Problematic destination NAT

Hello everyone,

I have got very specific problem and I really hope, that someone will make a “magic” and give a solution to my problem.
I our project, we have number of industrial devices - PLC (PLC – programmed logic controller), which got configured:

  • IP address
  • network mask
  • and some of them – gateway address.
    Because there are a few areas, we install mikrotik router. We wanted to make destination NAT in order to have uniform addresses for all PLCs. For example:
    PLC1 - real IP address: 192.168.0.201, our wish IP address: 10.1.1.11
    PLC2 - real IP address: 192.168.0.99, our wish IP address: 10.1.1.21 etc.
    The problem is that we DO NOT HAVE control over the PLCs and we can not change gateway address in anyway. So in this situation, the destination NAT will not work.
    Is there any “magic” we could done, in order to access:
  • A host, which need data from PLC, will access our mikrotik router on WAN port, for example on IP address 10.1.1.21
  • The router will transfer the traffic from WAN to LAN part, to PLC but in away as the traffic comes from its internal IP address (the IP address configured in LAN part is for example 192.168.0.254)
  • Next when the PLC responds (gateway will not be used, because it is supposed to be network internal traffic), the router must transfer the traffic to source host (the one who request data from PLC) on WAN part?
    Is that possible?

Regards,
Svetozar Yolov

Is this the topology?

PLC <—> Mikrotik <—> (rest of the world)

There are two cases:

  • PLC has gateway set → MT should be that gateway
    in communication from “rest of the world” to PLC, only dnat is needed. Response traffic will be routed to gateway anyway.
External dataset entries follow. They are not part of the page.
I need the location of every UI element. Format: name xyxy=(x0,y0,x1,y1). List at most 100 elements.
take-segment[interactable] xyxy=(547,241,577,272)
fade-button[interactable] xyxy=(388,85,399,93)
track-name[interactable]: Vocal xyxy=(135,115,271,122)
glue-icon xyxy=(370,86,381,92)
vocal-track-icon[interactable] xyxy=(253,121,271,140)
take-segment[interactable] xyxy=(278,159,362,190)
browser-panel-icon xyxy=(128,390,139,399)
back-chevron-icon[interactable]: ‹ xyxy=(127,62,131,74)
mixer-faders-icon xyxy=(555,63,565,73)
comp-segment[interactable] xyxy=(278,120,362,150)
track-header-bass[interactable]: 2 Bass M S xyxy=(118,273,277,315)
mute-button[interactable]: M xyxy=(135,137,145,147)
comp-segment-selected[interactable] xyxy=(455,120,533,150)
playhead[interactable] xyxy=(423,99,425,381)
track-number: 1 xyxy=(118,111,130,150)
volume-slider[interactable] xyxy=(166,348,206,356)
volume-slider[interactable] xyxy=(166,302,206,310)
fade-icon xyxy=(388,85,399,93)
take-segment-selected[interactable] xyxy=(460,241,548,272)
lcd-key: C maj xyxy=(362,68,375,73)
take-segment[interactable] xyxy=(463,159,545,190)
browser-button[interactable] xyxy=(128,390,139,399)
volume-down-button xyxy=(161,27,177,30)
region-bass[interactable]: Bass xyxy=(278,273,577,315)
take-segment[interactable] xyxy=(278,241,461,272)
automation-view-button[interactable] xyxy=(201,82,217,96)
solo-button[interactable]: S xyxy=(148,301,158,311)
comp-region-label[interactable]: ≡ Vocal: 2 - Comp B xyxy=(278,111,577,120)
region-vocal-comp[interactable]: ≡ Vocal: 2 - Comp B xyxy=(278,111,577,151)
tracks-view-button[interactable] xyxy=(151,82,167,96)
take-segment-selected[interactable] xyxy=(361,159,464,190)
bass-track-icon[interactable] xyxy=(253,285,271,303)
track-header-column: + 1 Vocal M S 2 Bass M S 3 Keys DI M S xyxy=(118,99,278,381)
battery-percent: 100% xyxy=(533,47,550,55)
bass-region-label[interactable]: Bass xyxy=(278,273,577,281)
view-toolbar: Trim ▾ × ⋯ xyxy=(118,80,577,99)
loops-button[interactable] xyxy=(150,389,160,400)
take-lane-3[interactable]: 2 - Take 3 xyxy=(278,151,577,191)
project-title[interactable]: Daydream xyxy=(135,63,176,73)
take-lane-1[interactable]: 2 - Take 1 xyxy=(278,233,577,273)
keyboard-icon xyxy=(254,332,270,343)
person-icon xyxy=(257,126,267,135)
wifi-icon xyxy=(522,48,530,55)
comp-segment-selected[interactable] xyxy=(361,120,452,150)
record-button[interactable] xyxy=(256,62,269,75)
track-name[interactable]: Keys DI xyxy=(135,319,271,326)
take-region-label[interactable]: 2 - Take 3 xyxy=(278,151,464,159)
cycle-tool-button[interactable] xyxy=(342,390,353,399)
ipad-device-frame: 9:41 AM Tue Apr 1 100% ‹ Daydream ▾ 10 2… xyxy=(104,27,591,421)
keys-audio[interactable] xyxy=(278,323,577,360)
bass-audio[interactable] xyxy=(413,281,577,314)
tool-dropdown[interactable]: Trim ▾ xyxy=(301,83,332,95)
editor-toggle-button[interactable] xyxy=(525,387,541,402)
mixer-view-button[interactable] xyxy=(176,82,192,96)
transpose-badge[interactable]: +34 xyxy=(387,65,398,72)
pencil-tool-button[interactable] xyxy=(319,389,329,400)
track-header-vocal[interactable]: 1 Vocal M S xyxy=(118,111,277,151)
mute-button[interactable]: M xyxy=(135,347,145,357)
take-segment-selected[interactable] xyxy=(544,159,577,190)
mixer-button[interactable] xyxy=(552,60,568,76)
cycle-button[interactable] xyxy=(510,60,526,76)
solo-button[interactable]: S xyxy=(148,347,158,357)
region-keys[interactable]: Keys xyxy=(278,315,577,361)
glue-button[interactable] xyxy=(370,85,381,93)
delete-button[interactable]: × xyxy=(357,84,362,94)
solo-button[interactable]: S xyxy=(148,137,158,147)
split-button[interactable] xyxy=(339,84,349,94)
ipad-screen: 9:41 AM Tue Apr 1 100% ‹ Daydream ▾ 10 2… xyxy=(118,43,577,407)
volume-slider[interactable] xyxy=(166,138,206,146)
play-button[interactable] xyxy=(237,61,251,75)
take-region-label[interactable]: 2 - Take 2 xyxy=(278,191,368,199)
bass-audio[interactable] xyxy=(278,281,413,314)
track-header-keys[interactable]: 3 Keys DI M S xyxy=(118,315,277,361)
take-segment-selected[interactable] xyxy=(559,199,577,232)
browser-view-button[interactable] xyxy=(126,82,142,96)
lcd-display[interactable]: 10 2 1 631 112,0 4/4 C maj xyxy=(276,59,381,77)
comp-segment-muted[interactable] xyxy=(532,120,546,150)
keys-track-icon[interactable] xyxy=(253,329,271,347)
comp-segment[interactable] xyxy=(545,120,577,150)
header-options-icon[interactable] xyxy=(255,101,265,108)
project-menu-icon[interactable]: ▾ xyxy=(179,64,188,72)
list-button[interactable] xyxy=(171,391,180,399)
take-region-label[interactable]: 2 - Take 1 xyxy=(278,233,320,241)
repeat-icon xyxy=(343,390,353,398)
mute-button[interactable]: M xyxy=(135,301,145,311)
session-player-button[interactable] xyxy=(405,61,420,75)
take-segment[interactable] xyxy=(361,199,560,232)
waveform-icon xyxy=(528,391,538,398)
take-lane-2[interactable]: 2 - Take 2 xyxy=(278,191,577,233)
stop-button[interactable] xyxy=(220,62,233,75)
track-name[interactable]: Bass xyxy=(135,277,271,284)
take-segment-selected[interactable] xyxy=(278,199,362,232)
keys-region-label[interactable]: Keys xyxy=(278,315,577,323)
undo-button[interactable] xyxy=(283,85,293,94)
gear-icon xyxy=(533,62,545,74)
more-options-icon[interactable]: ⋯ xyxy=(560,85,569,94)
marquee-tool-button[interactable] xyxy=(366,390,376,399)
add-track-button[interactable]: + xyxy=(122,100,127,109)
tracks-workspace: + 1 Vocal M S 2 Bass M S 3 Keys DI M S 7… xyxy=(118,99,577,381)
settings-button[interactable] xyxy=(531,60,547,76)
  • PLC doesn’t have gateway set → MT should be a host in same range
    in communication from “rest of the world” to PLC, dnat AND srcnt (to ip of MT in same range) is needed. Response traffic will be sent to “requesting” ip in same range.

To make it consistent / easier to deploy assume second case for all.

Dear sebastia,
Thank you for your answer.
Yes, the topology is as you describe: PLC <—> Mikrotik <—> (rest of the world).
The second case you describe is what I am trying to achieve.
I understand that, for communication from “rest of the world” to PLC, a dnat AND srcnt must be configured.
So:

  • the dnat will change the MT WAN IP addresses (from “rest of the world” range) to the PLC IP address
  • the snat will change the host IP address, to MT LAN IP address
    So the packets will go to PLC, it will respond not using gateway, because it will be LAN traffic.
    What I am not understand, is how the return traffic, from PLC to host in “rest of the world”, will be handled by MT?
    What configuration has to be done?
    Will this configuration will work, if more than hot trying to access the PLC?

Sorry if I do not get obvious - I am kind of laic in the field of ROS.
reagrds,
Yolov

When MT does the DST-NAT, PLC device will see request come from MT itself. So PLC device will answer to MT (hence LAN traffic). MT will perform reverse mapping according to its own dst-nat connection maps for return traffic.

Keep in mind that src-nat and dst-nat perform in similar fashion: in both cases router tracks connections and keeps table of active mappings so it can actually perform reverse action for return traffic. The only big difference between src-nat and dst-nat is that in src-nat router replaces source IP address with its own while in dst-nat router replaces destination IP address with IP address of forward target.

It might make brain spin around, but it is possible to perform both src-nat and dst-nat on the same connection:

  1. “external” host sends packet to router … src-address= dst-address=
  2. router performs dst-nat: src-address= dst-address=<“internal” host address>
  3. router performs src-nat: src-address= dst-address=<“internal” host address>
  4. router forwards resulting packet according to routing tables

(steps 2. and 3. might involve change of port numbers as well)

It’s the step 3 which makes possible to have PLC devices without default gateway while still be able to connect them from outside their subnet.

For return traffic, the steps are performed in reverse order, but this time router consults dynamic connection tracking tables instead of static NAT rules.

Minor correction for above:
When MT does the SRC-NAT, PLC device will see request come from MT itself.